The study is approved by the Swedish Ethical Review Authority (Dnr: 2020-06271). The rights and welfare of participants will be ensured by all research being conducted in accordance with the Helsinki Declaration. Informed consent will be collected, ensuring participants are aware of requirements for study participation. Participants will be free to withdraw from the study at any time, without providing reason. Contact details for the principal investigator (coauthor LvE), the U-CARE Health and Safety Officer and Uppsala University Data Protection Officer will be provided to all participants should there be any cause for concern regarding the conduct of the study.
All data will be handled according to the Patient Data Act (2008:355) and General Data Protection Regulation (EU 2016/679). Data collected via the online survey via the U-CARE portal will be securely stored on Uppsala University servers. Data collected via the paper-based survey will be entered into an Access Database, stored on Uppsala University servers. Paper questionnaires will be stored in locked secure filing cabinets, only accessible by authorised members of the study team. Participant contact details for the interview study will be stored separately on a USB stick in a locked secure filing cabinet, separate from study data. Interviews will be audio recorded, with audio files uploaded onto and stored on Uppsala University secure server, using participant identifier numbers and immediately deleted from devices. Interview transcripts will omit any personally identifiable data and will be stored on a secure server.

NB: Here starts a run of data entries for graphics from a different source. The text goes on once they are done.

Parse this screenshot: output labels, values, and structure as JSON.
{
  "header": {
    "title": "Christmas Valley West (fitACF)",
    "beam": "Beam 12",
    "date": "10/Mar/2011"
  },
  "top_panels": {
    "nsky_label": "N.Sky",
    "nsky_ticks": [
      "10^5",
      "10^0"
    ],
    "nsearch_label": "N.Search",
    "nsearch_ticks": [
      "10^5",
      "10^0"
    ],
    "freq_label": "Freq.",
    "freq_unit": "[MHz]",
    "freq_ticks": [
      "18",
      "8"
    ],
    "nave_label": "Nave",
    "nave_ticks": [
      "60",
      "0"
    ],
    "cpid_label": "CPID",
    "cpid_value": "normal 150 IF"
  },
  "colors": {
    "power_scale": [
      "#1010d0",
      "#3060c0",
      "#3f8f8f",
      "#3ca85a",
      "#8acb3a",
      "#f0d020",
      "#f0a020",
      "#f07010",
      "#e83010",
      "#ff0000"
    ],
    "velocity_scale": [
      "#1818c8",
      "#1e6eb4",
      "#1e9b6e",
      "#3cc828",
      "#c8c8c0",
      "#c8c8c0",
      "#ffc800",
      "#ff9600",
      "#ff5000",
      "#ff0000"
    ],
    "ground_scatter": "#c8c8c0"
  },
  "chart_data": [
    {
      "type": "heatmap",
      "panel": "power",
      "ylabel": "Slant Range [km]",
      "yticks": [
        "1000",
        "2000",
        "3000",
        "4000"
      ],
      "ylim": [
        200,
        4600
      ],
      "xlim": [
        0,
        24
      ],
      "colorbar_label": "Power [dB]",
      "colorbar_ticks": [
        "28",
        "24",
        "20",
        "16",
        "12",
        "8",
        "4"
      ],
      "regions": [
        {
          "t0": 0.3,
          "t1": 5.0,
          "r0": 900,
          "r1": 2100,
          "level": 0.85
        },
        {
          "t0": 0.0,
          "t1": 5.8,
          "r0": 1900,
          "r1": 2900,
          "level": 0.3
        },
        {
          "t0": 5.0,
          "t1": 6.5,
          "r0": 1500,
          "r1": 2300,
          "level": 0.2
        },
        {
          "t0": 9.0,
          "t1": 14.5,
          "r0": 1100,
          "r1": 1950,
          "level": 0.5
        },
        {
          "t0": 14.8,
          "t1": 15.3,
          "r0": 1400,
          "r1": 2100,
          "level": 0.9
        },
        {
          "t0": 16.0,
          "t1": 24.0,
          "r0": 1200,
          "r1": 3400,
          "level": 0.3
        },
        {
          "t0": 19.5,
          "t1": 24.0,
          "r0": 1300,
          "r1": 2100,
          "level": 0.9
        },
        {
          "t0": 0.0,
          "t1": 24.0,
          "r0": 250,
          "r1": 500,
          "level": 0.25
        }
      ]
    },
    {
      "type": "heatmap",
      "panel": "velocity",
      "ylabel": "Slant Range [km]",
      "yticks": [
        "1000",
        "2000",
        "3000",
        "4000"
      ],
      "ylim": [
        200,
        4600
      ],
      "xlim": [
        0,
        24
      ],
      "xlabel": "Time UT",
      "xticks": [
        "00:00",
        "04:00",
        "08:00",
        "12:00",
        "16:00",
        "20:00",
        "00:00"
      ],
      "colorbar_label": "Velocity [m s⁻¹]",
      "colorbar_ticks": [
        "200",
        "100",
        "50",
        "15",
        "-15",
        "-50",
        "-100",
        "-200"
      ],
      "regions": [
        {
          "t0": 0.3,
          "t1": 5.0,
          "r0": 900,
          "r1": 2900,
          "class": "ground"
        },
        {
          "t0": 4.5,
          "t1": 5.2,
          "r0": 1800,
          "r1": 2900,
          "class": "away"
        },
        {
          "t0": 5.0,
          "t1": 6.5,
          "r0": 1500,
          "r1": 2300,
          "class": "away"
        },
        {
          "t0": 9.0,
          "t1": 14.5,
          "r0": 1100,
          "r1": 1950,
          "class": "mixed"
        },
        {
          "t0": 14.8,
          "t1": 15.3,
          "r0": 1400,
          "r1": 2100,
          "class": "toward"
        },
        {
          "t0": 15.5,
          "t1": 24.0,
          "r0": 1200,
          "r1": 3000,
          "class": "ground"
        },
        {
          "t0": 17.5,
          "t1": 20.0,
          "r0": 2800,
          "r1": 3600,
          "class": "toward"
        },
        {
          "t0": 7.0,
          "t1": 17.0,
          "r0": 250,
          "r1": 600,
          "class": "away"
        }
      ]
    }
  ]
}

Survey results will be reported in line with the Checklist for Reporting Results of Internet e-Surveys96 and results of the embedded qualitative interview study will be reported in accordance with the Standards for Reporting Qualitative Research.97 Results will be published in scientific publications in peer reviewed journals and conference presentations. Lay language summaries will also be provided to all community-based organisations and support groups who support recruitment into the study.